As you can see the two words closest together in the embedding space are “Cat” and “Dog”, closely followed by “Finch” and “Sparrow”. This is not surprising as these words probably “keep the same company”, that is turn up in the same textual settings. We see that the word “Penguin” is at a distance of 0.5296 from the word “Sparrow”, 0.5776 from the word “Finch” and 0.5949 from the word “Cat”.

If we want to display the embedding space on a graph we need to reduce the number of axes. I use principal component analysis (PCA) which is an algorithm that reduces the number of axes while maintaining the largest variation.

To understand how that works, let us imagine that we have placed our animals on a three dimensional whiteboard – as post-its in a room, where some of the post-its are floating in the air. We now want to take a picture, and we will try to take it from an angle where the post-its are spread out the most so we can see them all on our two-dimensional image. This is fundamentally what a PCA analysis does to reduce the number of dimensions while keeping the data as intact as possible

By reducing the number of dimensions of the embedding space from 1536 to 2, I am able to create this chart:

We observe that while the word “penguin” is closest to the group of other bird words, it stands out as an outlier within the embedding space. Interestingly, it is in proximity to a group of words associated with farm animals (highlighted in green).

Final thoughts

In this post we have looked at how humans perform categorization. We have also looked at word embeddings within NLP, how they work and how they are generated during the training of the model.

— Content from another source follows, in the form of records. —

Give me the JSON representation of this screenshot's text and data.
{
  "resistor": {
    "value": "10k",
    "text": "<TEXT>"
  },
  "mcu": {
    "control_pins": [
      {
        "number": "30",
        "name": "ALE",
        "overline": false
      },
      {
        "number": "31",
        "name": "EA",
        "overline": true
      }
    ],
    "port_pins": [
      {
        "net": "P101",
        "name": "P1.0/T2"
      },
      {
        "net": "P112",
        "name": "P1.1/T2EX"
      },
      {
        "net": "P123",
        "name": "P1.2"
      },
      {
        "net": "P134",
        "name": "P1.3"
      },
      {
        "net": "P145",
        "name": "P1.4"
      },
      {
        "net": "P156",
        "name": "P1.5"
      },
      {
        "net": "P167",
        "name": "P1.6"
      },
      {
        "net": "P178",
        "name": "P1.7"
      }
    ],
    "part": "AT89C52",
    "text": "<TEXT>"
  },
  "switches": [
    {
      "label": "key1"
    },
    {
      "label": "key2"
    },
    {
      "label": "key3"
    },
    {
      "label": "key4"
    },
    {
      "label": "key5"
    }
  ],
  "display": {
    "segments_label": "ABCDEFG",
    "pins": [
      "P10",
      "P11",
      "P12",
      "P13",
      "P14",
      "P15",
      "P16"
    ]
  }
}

Of course, within the Open AI GPT models, a lot of work is done during training to refine the process of generating the embedding space, which is not covered in this post. It’s also important to know that the Open AI GPT models do not operate on words but on tokens.

And while this post has been about word embeddings generated during the training of the GPT model, notice that the Open AI GPT models are also able to place complete sentences within the embedding space using a variety of techniques (e.g., contextual embeddings and attention mechanisms). This means that you can get embeddings for a list of sentences and group them using the same techniques as described above.

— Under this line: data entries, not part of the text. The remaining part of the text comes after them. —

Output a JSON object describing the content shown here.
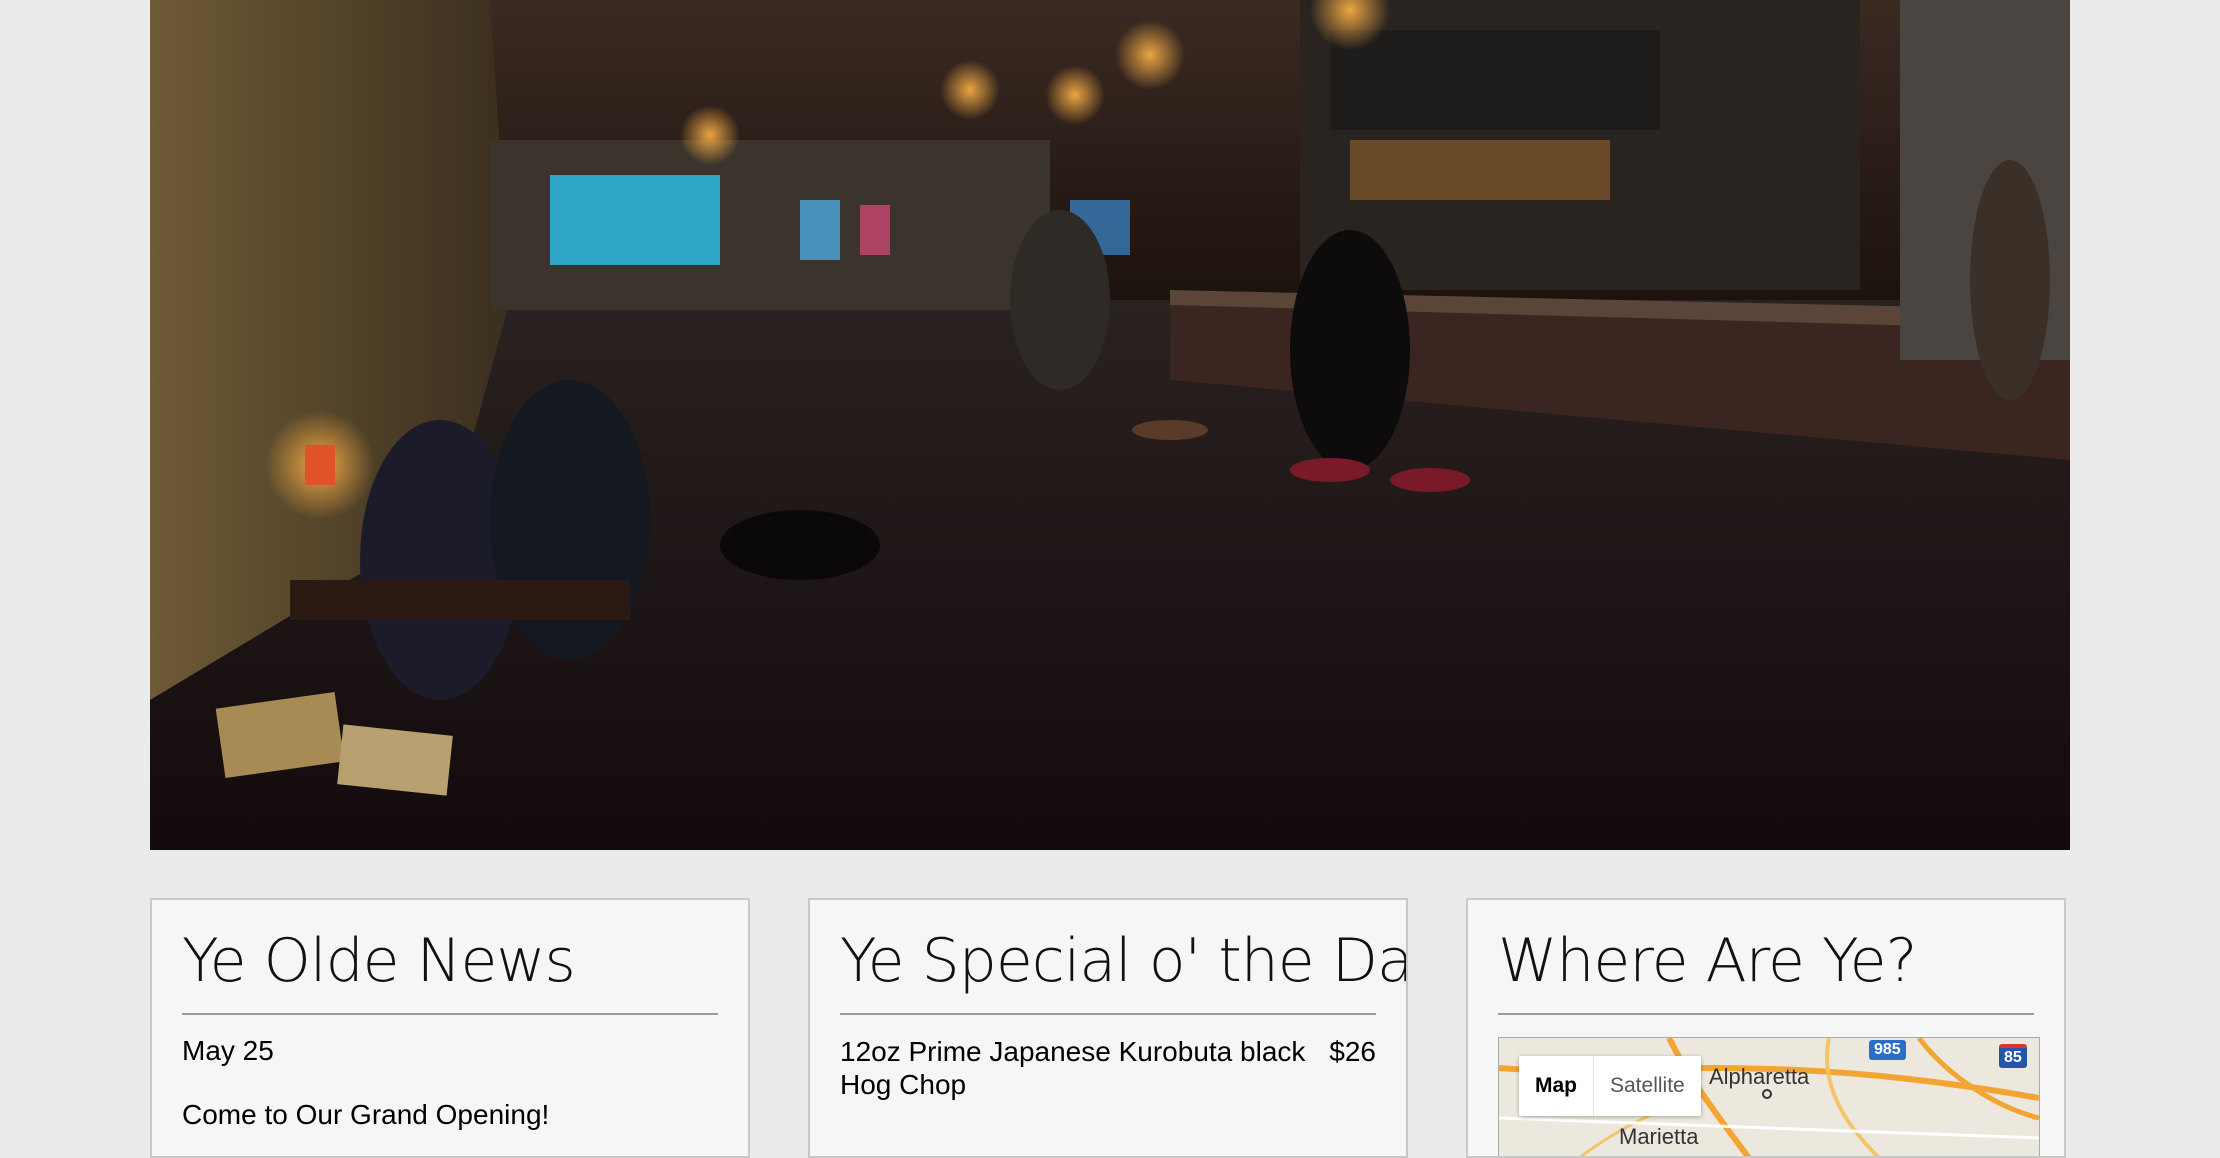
{
  "hero": {
    "image_description_icon": "bar-interior-photo"
  },
  "news": {
    "title": "Ye Olde News",
    "date": "May 25",
    "headline": "Come to Our Grand Opening!"
  },
  "special": {
    "title": "Ye Special o' the Day",
    "item_name": "12oz Prime Japanese Kurobuta black Hog Chop",
    "item_price": "$26"
  },
  "location": {
    "title": "Where Are Ye?",
    "map_button": "Map",
    "satellite_button": "Satellite",
    "city_alpharetta": "Alpharetta",
    "city_marietta": "Marietta",
    "shield_985": "985",
    "shield_85": "85"
  },
  "colors": {
    "page_bg": "#ebebeb",
    "card_bg": "#f6f6f6",
    "map_road": "#f3a533",
    "shield_blue": "#2a6fc7"
  }
}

However, the fascinating aspect of the concept of word embedding is that it allows a relatively non-technical user to get a glimpse of the inner workings of the GPT models, which can often seem like a bit of a black box (at least for me).

Finally, I think it is thought-provoking that the generation of embeddings, based on purely textual analysis without understanding the meaning of each word, produces results that are somewhat similar to human categorization based on actual understanding.